A year after the overthrow of Morsi, the only thing that was keeping Egypt’s economy afloat was the generous donations, totaling US $12 billion, by rich Gulf countries who supported the coup, but these donations eventually ceased. The governments in these countries demanded assurances from al-Sisi that, after becoming president, he would work to improve the economy, in return for their continuing support.
While running for the presidency, al-Sisi promised he would not raise food and fuel prices, promising to increase income and “make people wealthier” before cutting subsidies, but he reneged on this promise in a few months.
After winning the presidency, al-Sisi faced the challenge of trying to fulfill the demands of the millions of disenfranchised young people who have suffered since the 2011 revolution. When his cabinet tried to pass an annual budget with a 12 percent deficit, he refused to approve it; this led to a series of unpopular decisions aimed at bringing the budget under control.

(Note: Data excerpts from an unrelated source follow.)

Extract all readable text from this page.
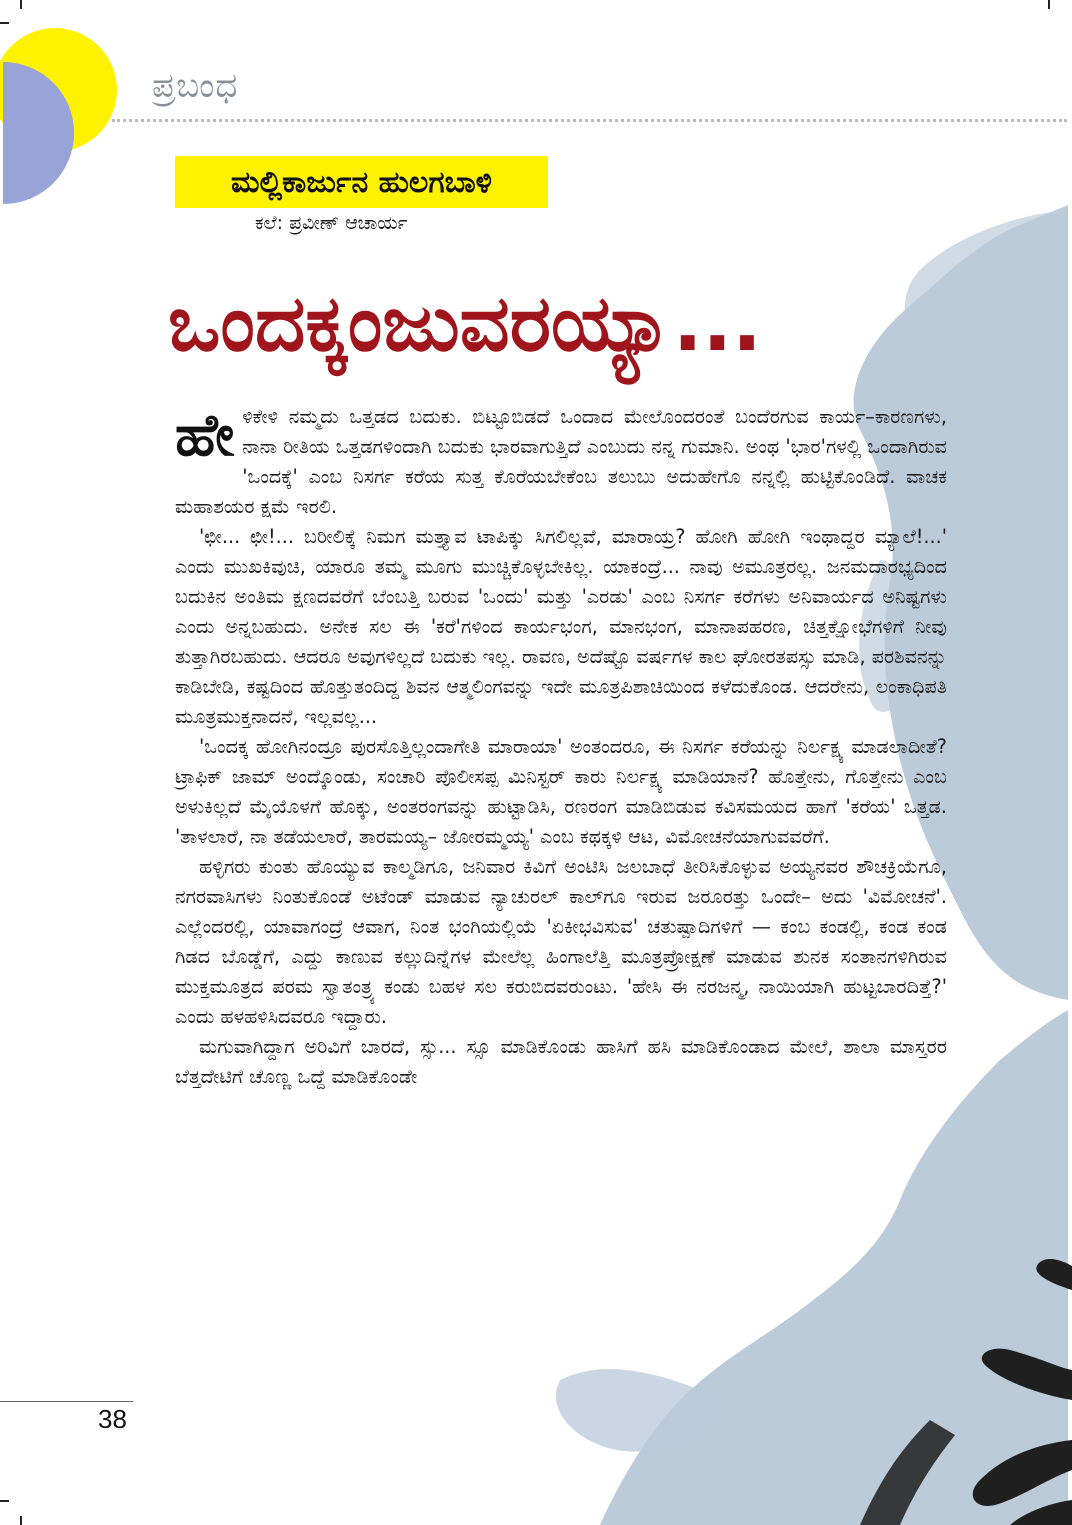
ಪ್ರಬಂಧ
ಮಲ್ಲಿಕಾರ್ಜುನ ಹುಲಗಬಾಳಿ
ಕಲೆ: ಪ್ರವೀಣ್ ಆಚಾರ್ಯ
ಒಂದಕ್ಕಂಜುವರಯ್ಯಾ...

ಹೇಳಿಕೇಳಿ ನಮ್ಮದು ಒತ್ತಡದ ಬದುಕು. ಬಿಟ್ಟೂಬಿಡದೆ ಒಂದಾದ ಮೇಲೊಂದರಂತೆ ಬಂದೆರಗುವ ಕಾರ್ಯ–ಕಾರಣಗಳು, ನಾನಾ ರೀತಿಯ ಒತ್ತಡಗಳಿಂದಾಗಿ ಬದುಕು ಭಾರವಾಗುತ್ತಿದೆ ಎಂಬುದು ನನ್ನ ಗುಮಾನಿ. ಅಂಥ 'ಭಾರ'ಗಳಲ್ಲಿ ಒಂದಾಗಿರುವ 'ಒಂದಕ್ಕೆ' ಎಂಬ ನಿಸರ್ಗ ಕರೆಯ ಸುತ್ತ ಕೊರೆಯಬೇಕೆಂಬ ತಲುಬು ಅದುಹೇಗೊ ನನ್ನಲ್ಲಿ ಹುಟ್ಟಿಕೊಂಡಿದೆ. ವಾಚಕ ಮಹಾಶಯರ ಕ್ಷಮೆ ಇರಲಿ.

'ಛೀ... ಛೀ!... ಬರೀಲಿಕ್ಕೆ ನಿಮಗ ಮತ್ತ್ಯಾವ ಟಾಪಿಕ್ಕು ಸಿಗಲಿಲ್ಲವೆ, ಮಾರಾಯ್ರ? ಹೋಗಿ ಹೋಗಿ ಇಂಥಾದ್ದರ ಮ್ಯಾಲೆ!...' ಎಂದು ಮುಖಕಿವುಚಿ, ಯಾರೂ ತಮ್ಮ ಮೂಗು ಮುಚ್ಚಿಕೊಳ್ಳಬೇಕಿಲ್ಲ. ಯಾಕಂದ್ರೆ... ನಾವು ಅಮೂತ್ರರಲ್ಲ. ಜನಮದಾರಭ್ಯದಿಂದ ಬದುಕಿನ ಅಂತಿಮ ಕ್ಷಣದವರೆಗೆ ಬೆಂಬತ್ತಿ ಬರುವ 'ಒಂದು' ಮತ್ತು 'ಎರಡು' ಎಂಬ ನಿಸರ್ಗ ಕರೆಗಳು ಅನಿವಾರ್ಯದ ಅನಿಷ್ಟಗಳು ಎಂದು ಅನ್ನಬಹುದು. ಅನೇಕ ಸಲ ಈ 'ಕರೆ'ಗಳಿಂದ ಕಾರ್ಯಭಂಗ, ಮಾನಭಂಗ, ಮಾನಾಪಹರಣ, ಚಿತ್ತಕ್ಷೋಭೆಗಳಿಗೆ ನೀವು ತುತ್ತಾಗಿರಬಹುದು. ಆದರೂ ಅವುಗಳಿಲ್ಲದೆ ಬದುಕು ಇಲ್ಲ. ರಾವಣ, ಅದೆಷ್ಟೊ ವರ್ಷಗಳ ಕಾಲ ಘೋರತಪಸ್ಸು ಮಾಡಿ, ಪರಶಿವನನ್ನು ಕಾಡಿಬೇಡಿ, ಕಷ್ಟದಿಂದ ಹೊತ್ತುತಂದಿದ್ದ ಶಿವನ ಆತ್ಮಲಿಂಗವನ್ನು ಇದೇ ಮೂತ್ರಪಿಶಾಚಿಯಿಂದ ಕಳೆದುಕೊಂಡ. ಆದರೇನು, ಲಂಕಾಧಿಪತಿ ಮೂತ್ರಮುಕ್ತನಾದನೆ, ಇಲ್ಲವಲ್ಲ...

'ಒಂದಕ್ಕ ಹೋಗಿನಂದ್ರೂ ಪುರಸೊತ್ತಿಲ್ಲಂದಾಗೇತಿ ಮಾರಾಯಾ' ಅಂತಂದರೂ, ಈ ನಿಸರ್ಗ ಕರೆಯನ್ನು ನಿರ್ಲಕ್ಷ್ಯ ಮಾಡಲಾದೀತೆ? ಟ್ರಾಫಿಕ್ ಜಾಮ್ ಅಂದ್ಕೊಂಡು, ಸಂಚಾರಿ ಪೊಲೀಸಪ್ಪ ಮಿನಿಸ್ಟರ್ ಕಾರು ನಿರ್ಲಕ್ಷ್ಯ ಮಾಡಿಯಾನೆ? ಹೊತ್ತೇನು, ಗೊತ್ತೇನು ಎಂಬ ಅಳುಕಿಲ್ಲದೆ ಮೈಯೊಳಗೆ ಹೊಕ್ಕು, ಅಂತರಂಗವನ್ನು ಹುಟ್ಟಾಡಿಸಿ, ರಣರಂಗ ಮಾಡಿಬಿಡುವ ಕವಿಸಮಯದ ಹಾಗೆ 'ಕರೆಯ' ಒತ್ತಡ. 'ತಾಳಲಾರೆ, ನಾ ತಡೆಯಲಾರೆ, ತಾರಮಯ್ಯ– ಜೋರಮ್ಮಯ್ಯ' ಎಂಬ ಕಥಕ್ಕಳಿ ಆಟ, ವಿಮೋಚನೆಯಾಗುವವರೆಗೆ.

ಹಳ್ಳಿಗರು ಕುಂತು ಹೊಯ್ಯುವ ಕಾಲ್ಮಡಿಗೂ, ಜನಿವಾರ ಕಿವಿಗೆ ಅಂಟಿಸಿ ಜಲಬಾಧೆ ತೀರಿಸಿಕೊಳ್ಳುವ ಅಯ್ಯನವರ ಶೌಚಕ್ರಿಯೆಗೂ, ನಗರವಾಸಿಗಳು ನಿಂತುಕೊಂಡೆ ಅಟೆಂಡ್ ಮಾಡುವ ನ್ಯಾಚುರಲ್ ಕಾಲ್‌ಗೂ ಇರುವ ಜರೂರತ್ತು ಒಂದೇ– ಅದು 'ವಿಮೋಚನೆ'. ಎಲ್ಲೆಂದರಲ್ಲಿ, ಯಾವಾಗಂದ್ರೆ ಆವಾಗ, ನಿಂತ ಭಂಗಿಯಲ್ಲಿಯೆ 'ಏಕೀಭವಿಸುವ' ಚತುಷ್ಪಾದಿಗಳಿಗೆ — ಕಂಬ ಕಂಡಲ್ಲಿ, ಕಂಡ ಕಂಡ ಗಿಡದ ಬೊಡ್ಡೆಗೆ, ಎದ್ದು ಕಾಣುವ ಕಲ್ಲುದಿನ್ನೆಗಳ ಮೇಲೆಲ್ಲ ಹಿಂಗಾಲೆತ್ತಿ ಮೂತ್ರಪ್ರೋಕ್ಷಣೆ ಮಾಡುವ ಶುನಕ ಸಂತಾನಗಳಿಗಿರುವ ಮುಕ್ತಮೂತ್ರದ ಪರಮ ಸ್ವಾತಂತ್ರ್ಯ ಕಂಡು ಬಹಳ ಸಲ ಕರುಬಿದವರುಂಟು. 'ಹೇಸಿ ಈ ನರಜನ್ಮ, ನಾಯಿಯಾಗಿ ಹುಟ್ಟಬಾರದಿತ್ತೆ?' ಎಂದು ಹಳಹಳಿಸಿದವರೂ ಇದ್ದಾರು.

ಮಗುವಾಗಿದ್ದಾಗ ಅರಿವಿಗೆ ಬಾರದೆ, ಸ್ಸು... ಸ್ಸೂ ಮಾಡಿಕೊಂಡು ಹಾಸಿಗೆ ಹಸಿ ಮಾಡಿಕೊಂಡಾದ ಮೇಲೆ, ಶಾಲಾ ಮಾಸ್ತರರ ಬೆತ್ತದೇಟಿಗೆ ಚೊಣ್ಣ ಒದ್ದೆ ಮಾಡಿಕೊಂಡೇ

38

These measures included removing some of the subsidies on fuel, which raised the price of gasoline and diesel by up to 78 percent. The government announced plans to increase fuel prices regularly over the next few years, with the intention of removing all fuel subsidies within five years.
Electricity and gas prices also increased sharply, and new sales taxes were introduced, on alcohol and cigarettes. The fuel hike sent ripples through the economy, affecting everything from food to transportation, causing the greatest strain on lower-income families. While the government promised to keep prices under control, it has been largely unable to do so.

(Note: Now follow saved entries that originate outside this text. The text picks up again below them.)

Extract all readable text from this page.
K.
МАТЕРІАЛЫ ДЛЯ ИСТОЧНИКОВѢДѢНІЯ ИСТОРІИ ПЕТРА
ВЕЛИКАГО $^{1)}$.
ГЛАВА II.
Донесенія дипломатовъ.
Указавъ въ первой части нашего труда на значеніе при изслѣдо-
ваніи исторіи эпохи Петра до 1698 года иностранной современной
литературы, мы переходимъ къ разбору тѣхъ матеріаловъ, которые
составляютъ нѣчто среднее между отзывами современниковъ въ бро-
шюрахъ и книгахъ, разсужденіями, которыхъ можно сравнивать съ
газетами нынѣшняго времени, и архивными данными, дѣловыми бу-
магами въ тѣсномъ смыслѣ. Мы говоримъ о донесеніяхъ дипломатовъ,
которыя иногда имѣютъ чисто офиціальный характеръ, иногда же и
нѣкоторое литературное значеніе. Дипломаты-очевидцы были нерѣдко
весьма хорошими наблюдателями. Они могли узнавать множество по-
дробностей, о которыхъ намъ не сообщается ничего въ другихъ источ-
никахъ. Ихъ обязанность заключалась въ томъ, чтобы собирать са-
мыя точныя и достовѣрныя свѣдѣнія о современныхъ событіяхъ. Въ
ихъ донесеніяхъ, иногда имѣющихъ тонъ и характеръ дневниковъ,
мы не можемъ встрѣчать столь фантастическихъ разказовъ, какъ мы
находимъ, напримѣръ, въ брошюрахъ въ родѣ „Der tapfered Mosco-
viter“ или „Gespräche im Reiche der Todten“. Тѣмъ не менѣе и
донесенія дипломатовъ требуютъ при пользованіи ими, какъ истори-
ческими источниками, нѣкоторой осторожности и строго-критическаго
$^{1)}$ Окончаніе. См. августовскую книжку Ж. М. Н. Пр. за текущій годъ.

Most economists argued that these measures were necessary to keep the national deficit to a minimum, but some condemned them as affecting poor people more than the rich.

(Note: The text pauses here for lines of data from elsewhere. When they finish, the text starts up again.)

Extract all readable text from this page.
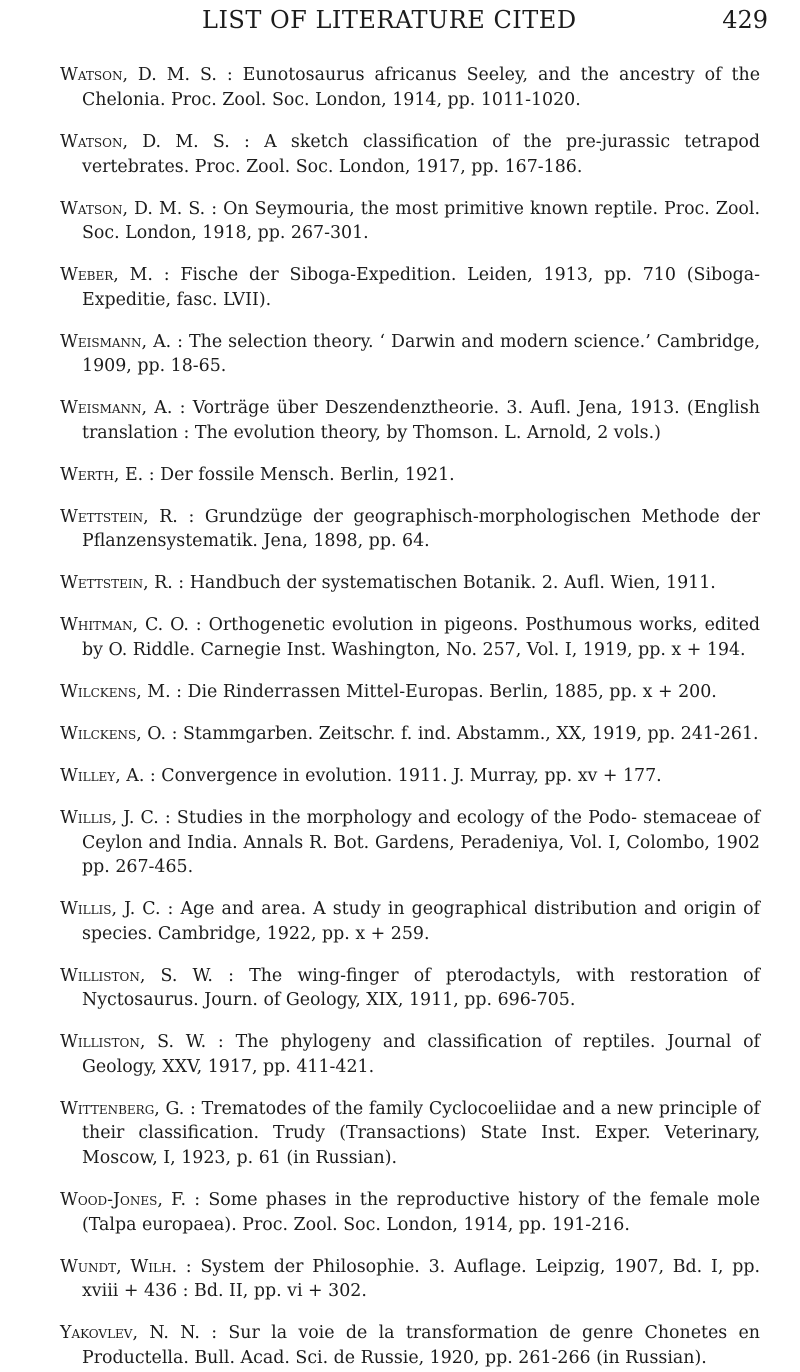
LIST OF LITERATURE CITED	429

Watson, D. M. S. : Eunotosaurus africanus Seeley, and the ancestry of the Chelonia. Proc. Zool. Soc. London, 1914, pp. 1011-1020.

Watson, D. M. S. : A sketch classification of the pre-jurassic tetrapod vertebrates. Proc. Zool. Soc. London, 1917, pp. 167-186.

Watson, D. M. S. : On Seymouria, the most primitive known reptile. Proc. Zool. Soc. London, 1918, pp. 267-301.

Weber, M. : Fische der Siboga-Expedition. Leiden, 1913, pp. 710 (Siboga-Expeditie, fasc. LVII).

Weismann, A. : The selection theory. ‘ Darwin and modern science.’ Cambridge, 1909, pp. 18-65.

Weismann, A. : Vorträge über Deszendenztheorie. 3. Aufl. Jena, 1913. (English translation : The evolution theory, by Thomson. L. Arnold, 2 vols.)

Werth, E. : Der fossile Mensch. Berlin, 1921.

Wettstein, R. : Grundzüge der geographisch-morphologischen Methode der Pflanzensystematik. Jena, 1898, pp. 64.

Wettstein, R. : Handbuch der systematischen Botanik. 2. Aufl. Wien, 1911.

Whitman, C. O. : Orthogenetic evolution in pigeons. Posthumous works, edited by O. Riddle. Carnegie Inst. Washington, No. 257, Vol. I, 1919, pp. x + 194.

Wilckens, M. : Die Rinderrassen Mittel-Europas. Berlin, 1885, pp. x + 200.

Wilckens, O. : Stammgarben. Zeitschr. f. ind. Abstamm., XX, 1919, pp. 241-261.

Willey, A. : Convergence in evolution. 1911. J. Murray, pp. xv + 177.

Willis, J. C. : Studies in the morphology and ecology of the Podo- stemaceae of Ceylon and India. Annals R. Bot. Gardens, Peradeniya, Vol. I, Colombo, 1902 pp. 267-465.

Willis, J. C. : Age and area. A study in geographical distribution and origin of species. Cambridge, 1922, pp. x + 259.

Williston, S. W. : The wing-finger of pterodactyls, with restoration of Nyctosaurus. Journ. of Geology, XIX, 1911, pp. 696-705.

Williston, S. W. : The phylogeny and classification of reptiles. Journal of Geology, XXV, 1917, pp. 411-421.

Wittenberg, G. : Trematodes of the family Cyclocoeliidae and a new principle of their classification. Trudy (Transactions) State Inst. Exper. Veterinary, Moscow, I, 1923, p. 61 (in Russian).

Wood-Jones, F. : Some phases in the reproductive history of the female mole (Talpa europaea). Proc. Zool. Soc. London, 1914, pp. 191-216.

Wundt, Wilh. : System der Philosophie. 3. Auflage. Leipzig, 1907, Bd. I, pp. xviii + 436 : Bd. II, pp. vi + 302.

Yakovlev, N. N. : Sur la voie de la transformation de genre Chonetes en Productella. Bull. Acad. Sci. de Russie, 1920, pp. 261-266 (in Russian).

In an ad hoc TV appearance, al-Sisi promised to donate half his wealth and half his salary to a fund to support Egypt. He then called on rich businessmen to do the same and asked Egyptians to tighten their belts and adopt austerity measures to decrease government spending.
Under pressure from the United Arab Emirates, which was concerned about how the Egyptian leadership would use the aid it receives from donors for sustainable economic growth, the government turned to Western consultants to try to create an economic plan that would stave off the damage done since 2011.
These experts suggested that the country needs at least US $60 billion in investment if it is to reach a healthy 5 percent growth in GDP by 2018 and another US $60 billion to bolster foreign-currency reserves, which had dwindled to nearly half what was maintained before the 2011 revolution.
Several economists say the unpopular decision to remove some of the subsidies was one of the recommendations of the consultants. The Egypt government hopes this will help restart talks with the International Monetary Fund (IMF), which stalled earlier, during Morsi’s presidency.
This could increase investor confidence, after years of political turmoil and uncertain economic strategies following the removal of Mubarak. Egyptian billionaire businessman Samih Sawaris said, however, that he would not invest in his country at this time, citing political oppression, the failure of the government to make bold economic decisions, and a legal system that does not protect investors.